Mygind66 From Spain, joined May 2004, 1058 posts, RR: 12 Reply 3, posted (7 years 7 months 3 weeks 6 days 17 hours ago) and read 1797 times:
I agree with the problem facing when the aircraft is on top.. It's really difficult to manage this with a tripod.. In these cases a monopod can help.. but normally I use the camera without them, probably because when I see one aircraft in high altitude is a quick photo ( I'm at home and have no time to prepare everything...)
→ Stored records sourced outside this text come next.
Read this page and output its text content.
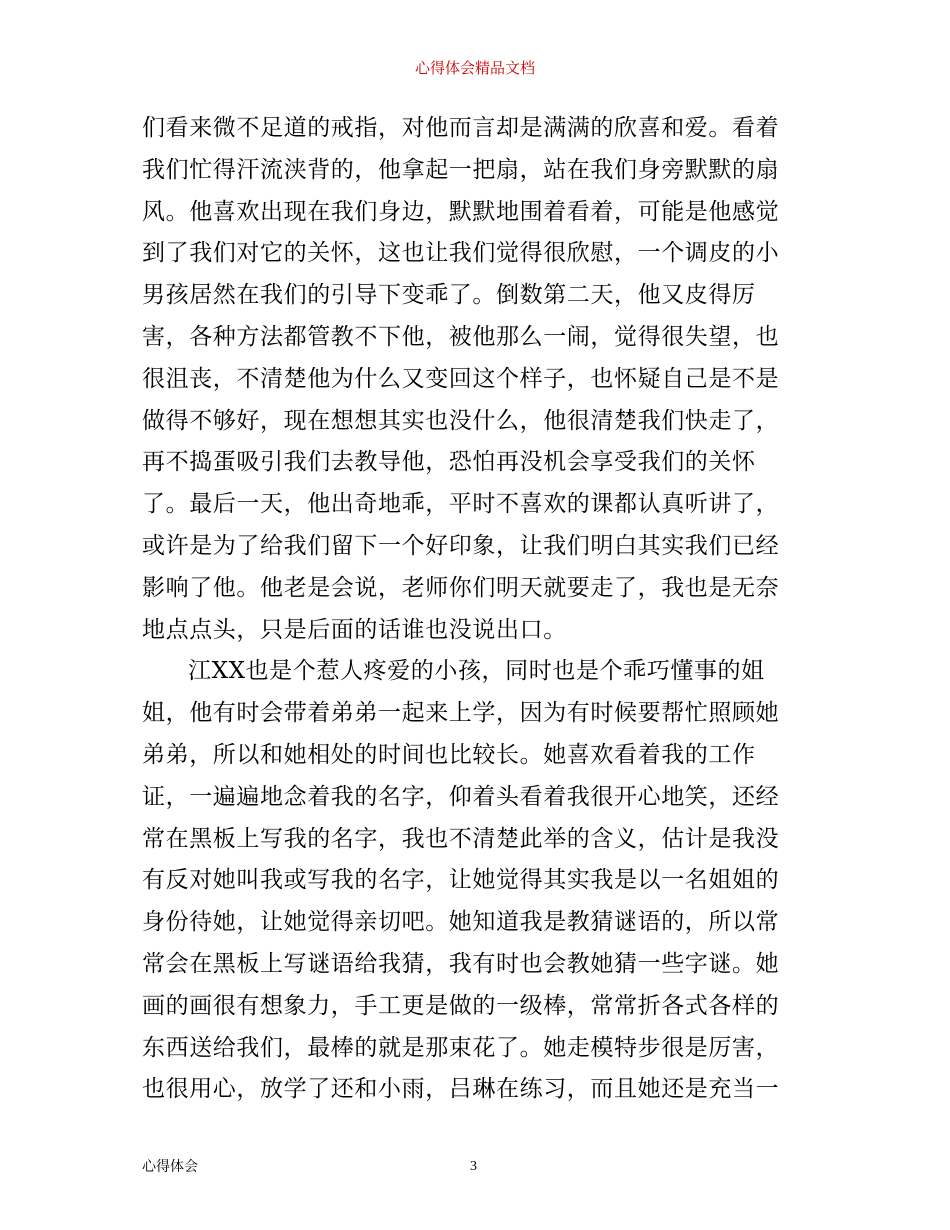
心得体会精品文档
们看来微不足道的戒指，对他而言却是满满的欣喜和爱。看着
我们忙得汗流浃背的，他拿起一把扇，站在我们身旁默默的扇
风。他喜欢出现在我们身边，默默地围着看着，可能是他感觉
到了我们对它的关怀，这也让我们觉得很欣慰，一个调皮的小
男孩居然在我们的引导下变乖了。倒数第二天，他又皮得厉
害，各种方法都管教不下他，被他那么一闹，觉得很失望，也
很沮丧，不清楚他为什么又变回这个样子，也怀疑自己是不是
做得不够好，现在想想其实也没什么，他很清楚我们快走了，
再不捣蛋吸引我们去教导他，恐怕再没机会享受我们的关怀
了。最后一天，他出奇地乖，平时不喜欢的课都认真听讲了，
或许是为了给我们留下一个好印象，让我们明白其实我们已经
影响了他。他老是会说，老师你们明天就要走了，我也是无奈
地点点头，只是后面的话谁也没说出口。
江XX也是个惹人疼爱的小孩，同时也是个乖巧懂事的姐
姐，他有时会带着弟弟一起来上学，因为有时候要帮忙照顾她
弟弟，所以和她相处的时间也比较长。她喜欢看着我的工作
证，一遍遍地念着我的名字，仰着头看着我很开心地笑，还经
常在黑板上写我的名字，我也不清楚此举的含义，估计是我没
有反对她叫我或写我的名字，让她觉得其实我是以一名姐姐的
身份待她，让她觉得亲切吧。她知道我是教猜谜语的，所以常
常会在黑板上写谜语给我猜，我有时也会教她猜一些字谜。她
画的画很有想象力，手工更是做的一级棒，常常折各式各样的
东西送给我们，最棒的就是那束花了。她走模特步很是厉害，
也很用心，放学了还和小雨，吕琳在练习，而且她还是充当一
心得体会	3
Dendrobatid From United Kingdom, joined Nov 2004, 1630 posts, RR: 63 Reply 6, posted (7 years 7 months 3 weeks 6 days 7 hours ago) and read 1731 times:
AIRLINERS.NET CREW HEAD SCREENER
I have never tried uploading one of these images, must do so one day, but the only way they are going to get accepted is when the trail forms a part of the image.
I get reasonable images with a Sigma 50-500 on a Canon 20D (aircraft at cruising altitude)
TS From , joined Dec 1969, posts, RR: Reply 10, posted (7 years 7 months 3 weeks 5 days 21 hours ago) and read 1584 times:
Quoting Chuffy (Reply 8): Would you go for a more exspensive lower zoom or a cheaper big one, just for the sole purpose of photographing at high alt from the ground?
Hm, I'm not sure if I understand you correctly. If you want to shoot airliners in upper air space only, buy the longest lens you can get (afford). As a rule of thumb, prime lenses are more expensive but also much better in quality. I'm sure the Canon EF 500 f/4L IS or Canon 600 f/4L IS would be excellent choices, especially if equipped with a teleconverter, but they are out of reach for the vast majority of photographers, including me.
If you want to spend less money check out the Canon 100-400, the Sigma 50-500 or the Sigma 170-500. Both the Sigma zooms don't have image stabilizers, but that shouldn't be a major problem with exposure times of 1/500s. A lens that is mentioned again & again in forums is the Canon EF 400mm f/5.6L. Also doesn't have an image stabilizer, but it's supposed to be tack-sharp even wide open. With my 100-400 I only use f/8 or even smaller apertures. Otherwise everything looks blurry.